Este último tipo de artista sería aquél, en suma, al que su gran insatisfacción consigo mismo le vuelve creativo. Lo productivo en él sería justamente la carencia de un tipo fecundo y noble de hombre: el histrionismo de sus medios, la inautenticidad de sus motivos, la falta de probidad de su formación artística, abocan a la abismal falsedad de su arte, que sólo aspira a ser esencialmente un arte de comediante. Es el artista que predomina en lo que desde Hegel se llama la época del agotamiento y el fin del arte. Sólo se es capaz de atender al cuerpo como autodisolución y podredumbre, sin prestar atención al cuerpo como organización y obra de arte él mismo que se da a luz a sí mismo.
El nacimiento de Venus de Botticelli
Por el contrario, las obras de artistas apoteósicos como fueron Homero, Miguel Ángel o Rubens expresan una gran riqueza de experiencias anímicas referidas a todo el espectro que va desde lo más grande a lo más pequeño y refinado.
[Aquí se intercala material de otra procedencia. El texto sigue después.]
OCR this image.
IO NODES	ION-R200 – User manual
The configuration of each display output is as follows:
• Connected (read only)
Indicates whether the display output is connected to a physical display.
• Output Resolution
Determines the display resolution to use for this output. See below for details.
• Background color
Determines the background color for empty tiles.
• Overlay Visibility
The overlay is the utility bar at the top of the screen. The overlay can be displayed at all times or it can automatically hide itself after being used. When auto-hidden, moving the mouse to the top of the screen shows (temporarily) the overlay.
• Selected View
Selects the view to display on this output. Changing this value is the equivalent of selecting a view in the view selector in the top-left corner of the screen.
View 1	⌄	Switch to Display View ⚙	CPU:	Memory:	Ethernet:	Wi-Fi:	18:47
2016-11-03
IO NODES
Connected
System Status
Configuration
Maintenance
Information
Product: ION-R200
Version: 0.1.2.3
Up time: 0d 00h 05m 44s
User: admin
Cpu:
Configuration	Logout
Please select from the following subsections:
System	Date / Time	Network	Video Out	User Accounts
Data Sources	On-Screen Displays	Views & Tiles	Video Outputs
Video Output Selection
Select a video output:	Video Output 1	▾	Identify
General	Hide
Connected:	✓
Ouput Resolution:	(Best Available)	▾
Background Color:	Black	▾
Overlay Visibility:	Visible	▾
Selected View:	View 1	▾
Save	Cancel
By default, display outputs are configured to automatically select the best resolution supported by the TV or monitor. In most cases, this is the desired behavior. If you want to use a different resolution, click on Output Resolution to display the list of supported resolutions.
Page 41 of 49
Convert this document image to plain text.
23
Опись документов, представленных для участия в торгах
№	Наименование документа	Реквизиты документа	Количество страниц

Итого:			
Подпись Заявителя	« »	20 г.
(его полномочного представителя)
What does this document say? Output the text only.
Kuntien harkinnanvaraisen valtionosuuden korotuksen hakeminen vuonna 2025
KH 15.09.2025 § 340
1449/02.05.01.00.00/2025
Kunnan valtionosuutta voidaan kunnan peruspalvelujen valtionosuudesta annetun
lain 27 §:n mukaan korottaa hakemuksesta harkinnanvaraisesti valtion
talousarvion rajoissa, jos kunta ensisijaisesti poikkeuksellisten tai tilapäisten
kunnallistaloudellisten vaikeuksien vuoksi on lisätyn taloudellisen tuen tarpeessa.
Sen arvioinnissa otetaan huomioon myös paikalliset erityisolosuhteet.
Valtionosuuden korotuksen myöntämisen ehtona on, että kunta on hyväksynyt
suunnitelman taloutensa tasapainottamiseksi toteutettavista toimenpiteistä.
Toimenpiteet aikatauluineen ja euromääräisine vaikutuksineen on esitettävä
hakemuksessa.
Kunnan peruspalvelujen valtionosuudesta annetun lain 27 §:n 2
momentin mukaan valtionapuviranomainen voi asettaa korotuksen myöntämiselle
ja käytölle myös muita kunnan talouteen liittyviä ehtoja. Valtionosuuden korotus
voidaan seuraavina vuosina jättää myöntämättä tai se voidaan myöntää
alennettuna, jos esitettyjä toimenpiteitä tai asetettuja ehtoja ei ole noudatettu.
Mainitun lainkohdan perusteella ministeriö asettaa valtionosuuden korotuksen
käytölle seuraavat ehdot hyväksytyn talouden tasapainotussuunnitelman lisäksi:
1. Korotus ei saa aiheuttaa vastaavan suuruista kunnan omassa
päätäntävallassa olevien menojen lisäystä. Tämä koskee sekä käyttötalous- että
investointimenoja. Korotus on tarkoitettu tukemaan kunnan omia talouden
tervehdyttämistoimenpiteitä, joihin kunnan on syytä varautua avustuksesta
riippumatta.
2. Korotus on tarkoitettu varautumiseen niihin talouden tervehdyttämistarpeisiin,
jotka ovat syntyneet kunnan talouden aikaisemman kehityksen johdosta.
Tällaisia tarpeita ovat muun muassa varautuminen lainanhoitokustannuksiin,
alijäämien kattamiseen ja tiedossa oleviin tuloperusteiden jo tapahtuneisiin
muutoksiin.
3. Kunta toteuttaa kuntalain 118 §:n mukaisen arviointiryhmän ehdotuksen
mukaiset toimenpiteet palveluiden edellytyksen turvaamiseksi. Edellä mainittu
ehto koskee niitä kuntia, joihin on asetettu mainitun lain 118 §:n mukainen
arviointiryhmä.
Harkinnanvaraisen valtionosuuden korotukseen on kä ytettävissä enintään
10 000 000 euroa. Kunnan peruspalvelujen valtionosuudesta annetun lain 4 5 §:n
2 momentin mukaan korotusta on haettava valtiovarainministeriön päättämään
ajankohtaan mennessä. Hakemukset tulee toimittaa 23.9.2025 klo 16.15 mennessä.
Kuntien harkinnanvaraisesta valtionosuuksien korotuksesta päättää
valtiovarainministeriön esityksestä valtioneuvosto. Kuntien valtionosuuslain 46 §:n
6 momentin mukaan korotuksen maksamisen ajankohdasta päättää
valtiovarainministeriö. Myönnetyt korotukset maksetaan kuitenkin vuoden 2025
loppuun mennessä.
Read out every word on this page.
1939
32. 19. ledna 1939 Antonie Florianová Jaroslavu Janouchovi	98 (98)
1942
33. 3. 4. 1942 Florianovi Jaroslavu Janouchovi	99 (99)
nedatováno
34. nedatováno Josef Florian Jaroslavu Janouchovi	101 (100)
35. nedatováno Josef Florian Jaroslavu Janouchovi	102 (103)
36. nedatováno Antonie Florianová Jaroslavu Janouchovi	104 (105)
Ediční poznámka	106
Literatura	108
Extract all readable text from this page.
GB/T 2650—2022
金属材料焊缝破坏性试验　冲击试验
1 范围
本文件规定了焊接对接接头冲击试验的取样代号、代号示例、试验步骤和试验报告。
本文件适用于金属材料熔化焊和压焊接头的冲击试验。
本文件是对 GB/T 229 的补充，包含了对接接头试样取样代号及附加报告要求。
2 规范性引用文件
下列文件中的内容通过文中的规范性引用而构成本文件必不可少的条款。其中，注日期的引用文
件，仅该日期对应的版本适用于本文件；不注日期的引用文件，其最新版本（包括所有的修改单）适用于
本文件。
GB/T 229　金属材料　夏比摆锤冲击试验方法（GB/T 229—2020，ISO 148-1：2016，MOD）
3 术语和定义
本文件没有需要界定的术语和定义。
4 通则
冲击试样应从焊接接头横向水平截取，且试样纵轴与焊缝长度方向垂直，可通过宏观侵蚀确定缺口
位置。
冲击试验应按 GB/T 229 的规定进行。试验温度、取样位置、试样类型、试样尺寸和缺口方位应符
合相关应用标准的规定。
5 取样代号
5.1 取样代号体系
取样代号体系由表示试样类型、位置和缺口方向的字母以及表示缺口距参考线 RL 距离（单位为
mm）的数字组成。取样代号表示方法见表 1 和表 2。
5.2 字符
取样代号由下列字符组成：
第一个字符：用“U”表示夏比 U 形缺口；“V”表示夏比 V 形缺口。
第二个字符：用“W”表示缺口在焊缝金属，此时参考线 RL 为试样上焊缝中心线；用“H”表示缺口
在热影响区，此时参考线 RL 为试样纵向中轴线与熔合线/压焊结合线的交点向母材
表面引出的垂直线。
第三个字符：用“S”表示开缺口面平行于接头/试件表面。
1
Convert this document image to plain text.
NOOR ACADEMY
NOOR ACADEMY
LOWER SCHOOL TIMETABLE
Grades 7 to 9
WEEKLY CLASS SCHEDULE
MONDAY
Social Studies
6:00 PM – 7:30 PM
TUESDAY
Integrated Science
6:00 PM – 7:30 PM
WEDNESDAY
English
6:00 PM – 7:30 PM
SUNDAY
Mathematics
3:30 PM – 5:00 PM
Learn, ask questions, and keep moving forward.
E impactan, no obstante, por los firmes contornos de su visión, por la intensidad, la coherencia, la lógica interna de su sueño, por la profundidad de su meditación y, en suma, por la magnitud sobrehumana de sus concepciones y diseños. Producen así imágenes de la vida realzada y triunfante. Su fuerza transfiguradora logra poner en las cosas una cierta perfección como belleza. «Bello» es lo que tiene el efecto de encender el sentimiento de placer; piénsese en la fuerza transfiguradora del «amor». El suyo es, en consecuencia, un arte como libertad respecto de la estrechez y la óptica cristiano-morales; o como burla de éstas. Ven la naturaleza como realidad en la que su belleza se acopla con lo terrible. Es, en suma, la antítesis del artista que reproduce en sus obras la posición nihilista frente a la vida, y, por tanto, la necesidad de lo mórbido, de lo brutal y de lo digno de lástima.